From the point of view of lighting design, the lighting needs in the industrial sector are very different according to the type of activity performed. Usually, production areas need lighting systems with a wide beam while, to facilitate the work in the warehouse facilities, lighting fixtures with a narrow beam are preferable.
In some cases, presence detection systems can be a solution to reduce the cost of energy but, often, they are not applicable because of worker safety issue.
In areas dedicated to production activities, lighting is used throughout the working period and, covered warehouses, have almost always windows through which a certain amount of daylight passes.
In this type of environments, it’s appropriate to rely on systems for lighting control in function of the daylight in order to reduce energy costs. These systems use special sensors which measure the incidence and the intensity of natural light allowing the emission of artificial light so much as it’s required to get the level of illumination neaded.
Today, thanks to the increasing application of LED technology to explosion-protected lighting equipment, it’s possible to dimming light source even in locations where there’s a potentially explosive atmosphere.
What is a dimmer?
A “Dimmer” is an electronic controller used to control the power absorbed by a load. The use of dimmer allows you to limit it, as you need.
The first dimmer was created in 1961 and, from then on, this technology has been used normally in home lighting, both with incandescent and halogen lamps.
Today the lighting dimming, with the necessary technicians distinctions, is experiencing a new reality with LEDs.
Regarding LED lighting fixtures, it’s correct to speak of dimmable ballast because the ability to adjust the luminous flux is already an intrinsic characteristic of the power supplies.
Right now, there are different standards to regulate the luminous intensity. The most applicable to Ex areas are:
- Analog signal 0-10V
- Standard DALI
Analog signal 0-10V
This is among the easiest control systems of electronic lighting.
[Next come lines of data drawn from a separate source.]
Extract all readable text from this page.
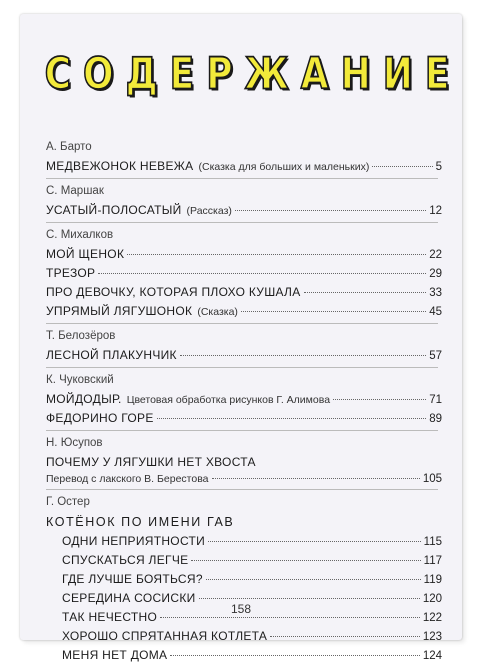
СОДЕРЖАНИЕ
А. Барто
МЕДВЕЖОНОК НЕВЕЖА (Сказка для больших и маленьких)	5
С. Маршак
УСАТЫЙ-ПОЛОСАТЫЙ (Рассказ)	12
С. Михалков
МОЙ ЩЕНОК	22
ТРЕЗОР	29
ПРО ДЕВОЧКУ, КОТОРАЯ ПЛОХО КУШАЛА	33
УПРЯМЫЙ ЛЯГУШОНОК (Сказка)	45
Т. Белозёров
ЛЕСНОЙ ПЛАКУНЧИК	57
К. Чуковский
МОЙДОДЫР. Цветовая обработка рисунков Г. Алимова	71
ФЕДОРИНО ГОРЕ	89
Н. Юсупов
ПОЧЕМУ У ЛЯГУШКИ НЕТ ХВОСТА
Перевод с лакского В. Берестова	105
Г. Остер
КОТЁНОК ПО ИМЕНИ ГАВ
ОДНИ НЕПРИЯТНОСТИ	115
СПУСКАТЬСЯ ЛЕГЧЕ	117
ГДЕ ЛУЧШЕ БОЯТЬСЯ?	119
СЕРЕДИНА СОСИСКИ	120
ТАК НЕЧЕСТНО	122
ХОРОШО СПРЯТАННАЯ КОТЛЕТА	123
МЕНЯ НЕТ ДОМА	124
158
The control signal is a DC voltage that varies between 0 and 10 Volts.
At a voltage of 10 V, the controlled light should be 100% of its potential capacity, while at 0 V should be at the dimming level as low as possible.
Lighting control 0-10 V is widely used in commercial and industrial lighting by major manufacturers of power supplies.
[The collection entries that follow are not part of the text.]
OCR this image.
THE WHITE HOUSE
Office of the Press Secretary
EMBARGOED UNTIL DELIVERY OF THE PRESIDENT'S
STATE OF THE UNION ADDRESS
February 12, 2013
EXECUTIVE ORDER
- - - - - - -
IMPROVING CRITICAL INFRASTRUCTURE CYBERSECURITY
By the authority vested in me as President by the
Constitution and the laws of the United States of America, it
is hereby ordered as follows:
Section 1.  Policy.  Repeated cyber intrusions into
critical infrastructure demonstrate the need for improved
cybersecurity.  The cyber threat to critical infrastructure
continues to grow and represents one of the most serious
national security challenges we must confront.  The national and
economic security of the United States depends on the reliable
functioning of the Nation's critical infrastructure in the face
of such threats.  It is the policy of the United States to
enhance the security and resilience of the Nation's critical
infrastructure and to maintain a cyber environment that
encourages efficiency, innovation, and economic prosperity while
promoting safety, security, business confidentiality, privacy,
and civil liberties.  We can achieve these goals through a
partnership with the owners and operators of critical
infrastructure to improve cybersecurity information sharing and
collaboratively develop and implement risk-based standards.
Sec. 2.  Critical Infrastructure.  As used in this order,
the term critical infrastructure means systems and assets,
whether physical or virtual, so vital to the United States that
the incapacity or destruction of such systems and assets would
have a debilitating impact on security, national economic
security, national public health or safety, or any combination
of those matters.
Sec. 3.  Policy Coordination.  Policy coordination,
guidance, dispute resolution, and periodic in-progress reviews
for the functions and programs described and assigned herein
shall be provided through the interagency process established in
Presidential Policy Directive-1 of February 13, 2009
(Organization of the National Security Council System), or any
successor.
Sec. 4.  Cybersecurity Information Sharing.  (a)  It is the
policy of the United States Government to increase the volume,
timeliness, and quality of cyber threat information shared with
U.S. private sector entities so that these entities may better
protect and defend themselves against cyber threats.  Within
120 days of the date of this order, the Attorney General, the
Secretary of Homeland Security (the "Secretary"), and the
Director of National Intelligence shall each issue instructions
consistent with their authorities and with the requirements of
The PWM (acronym for pulse-width modulation) is a type of digital modulation, which allows obtaining a variable average voltage depending on the ratio between the duration of the positive pulse and the negative (duty-cycle) one. Similarly, it’s used for communication protocols in which the information is coded in the form of duration in time of each pulse.
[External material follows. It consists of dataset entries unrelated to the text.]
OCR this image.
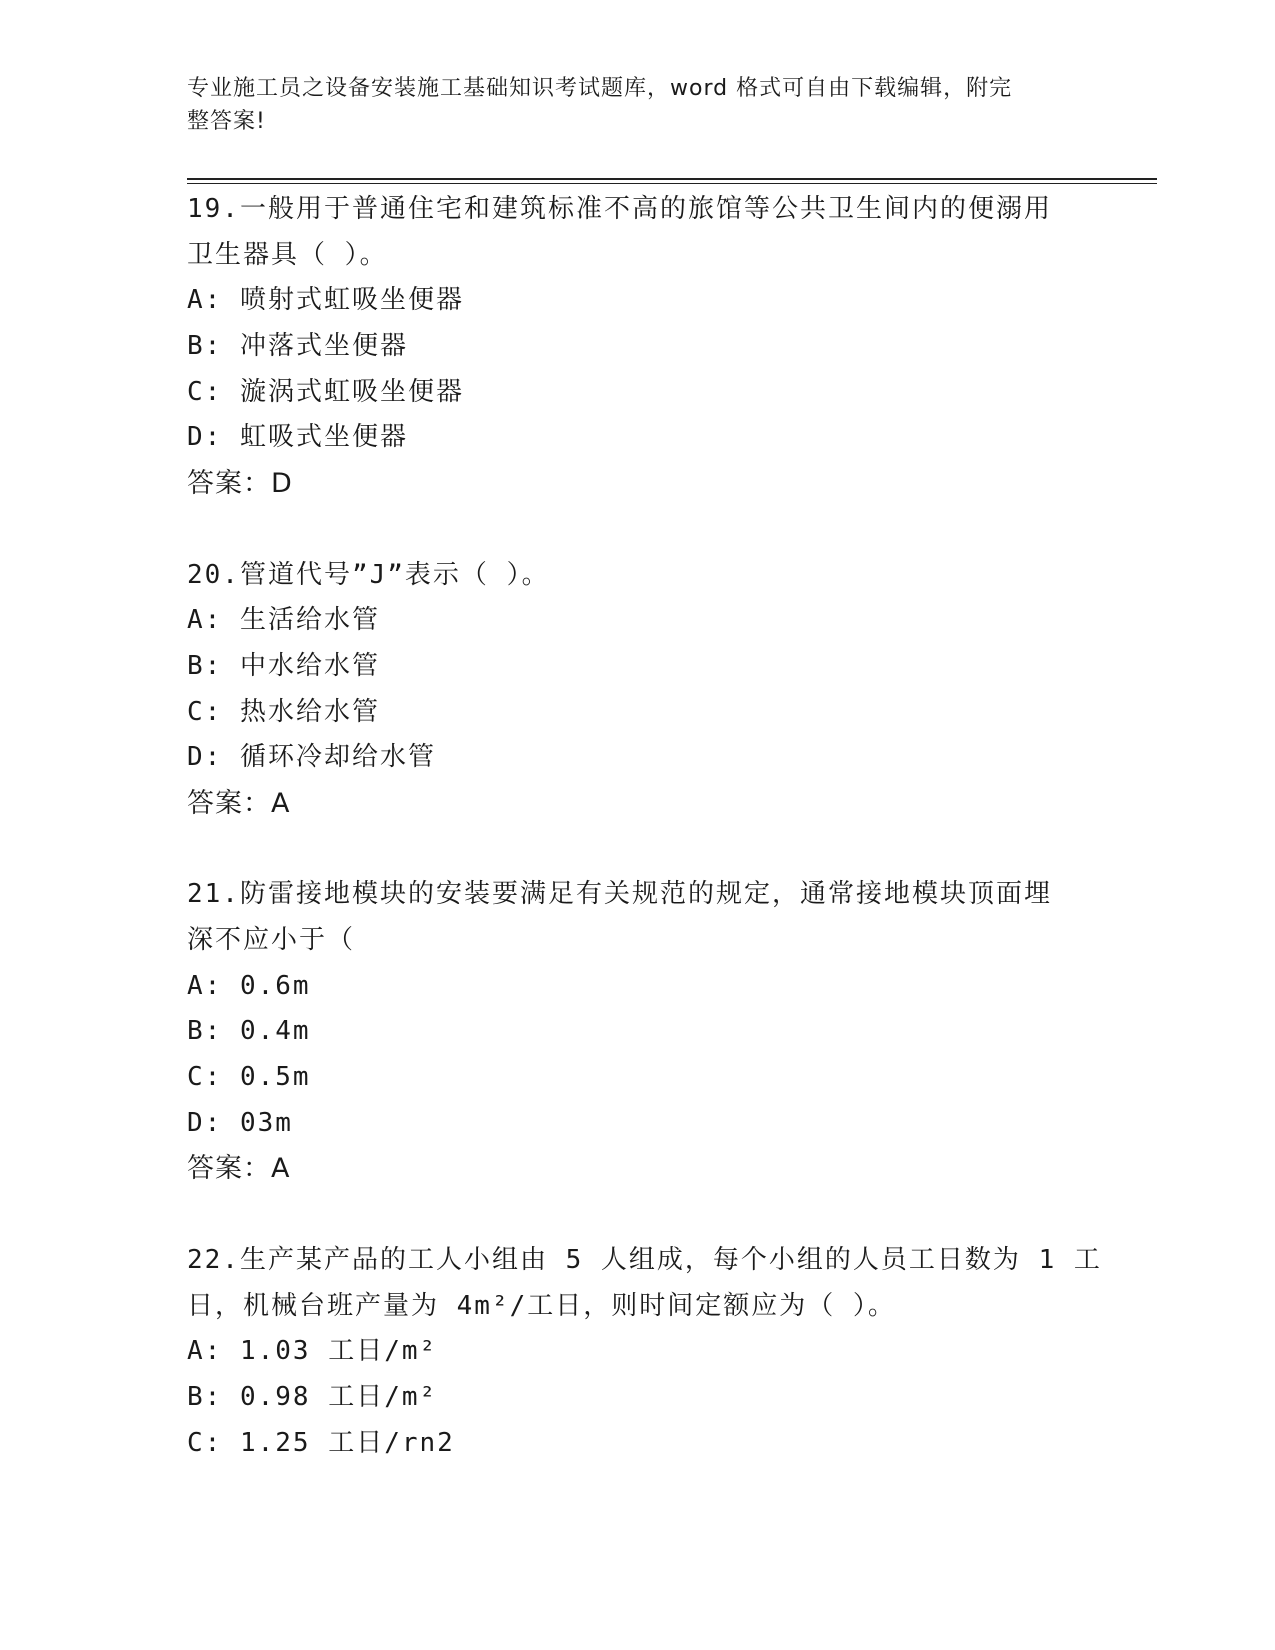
专业施工员之设备安装施工基础知识考试题库，word 格式可自由下载编辑，附完
整答案!
19.一般用于普通住宅和建筑标准不高的旅馆等公共卫生间内的便溺用
卫生器具（ ）。
A: 喷射式虹吸坐便器
B: 冲落式坐便器
C: 漩涡式虹吸坐便器
D: 虹吸式坐便器
答案：D
20.管道代号”J”表示（ ）。
A: 生活给水管
B: 中水给水管
C: 热水给水管
D: 循环冷却给水管
答案：A
21.防雷接地模块的安装要满足有关规范的规定，通常接地模块顶面埋
深不应小于（
A: 0.6m
B: 0.4m
C: 0.5m
D: 03m
答案：A
22.生产某产品的工人小组由 5 人组成，每个小组的人员工日数为 1 工
日，机械台班产量为 4m²/工日，则时间定额应为（ ）。
A: 1.03 工日/m²
B: 0.98 工日/m²
C: 1.25 工日/rn2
The pulse width modulation is widely used to vary the brightness of the lamps. Each LED has a rated current that corresponds to the amount of current that must flow in order to obtain maximum light output. In a PWM driver, the current is switched at high frequency between 0 and the rated output current, allowing the adjustment of the light flow.
Finally, we briefly talk of DALI standard.
DALI stands for "Digital Addressable Lighting Interface" and it’s an interface protocol for digital communication between two electronic devices for lighting technology (reactors, transformers etc.).
DALI is the result of cooperation in the lighting industry, a uniform standard shared by the entire industry. DALI is not a system but an interface for digital communication between a control module and electronic power supplies.
Through the application of this standard, it’s possible to manage the luminous flux both locally and remotely, through the transmission of data, which connect the place of command with power supplies. Furthermore, it is open to many other applications that, while already used in civil practice, they are not been applied in the industrial yet.
The use of lighting fixtures with LED technology is gaining ground in industrial plants and, in particular, in areas with potentially explosive atmosphere, therefore we can believe that, in the near future, all applications that today have already widely used in civil, will be applied successful also in all those environments that need to better control the luminous flux to ensure the safety of those who work in plants.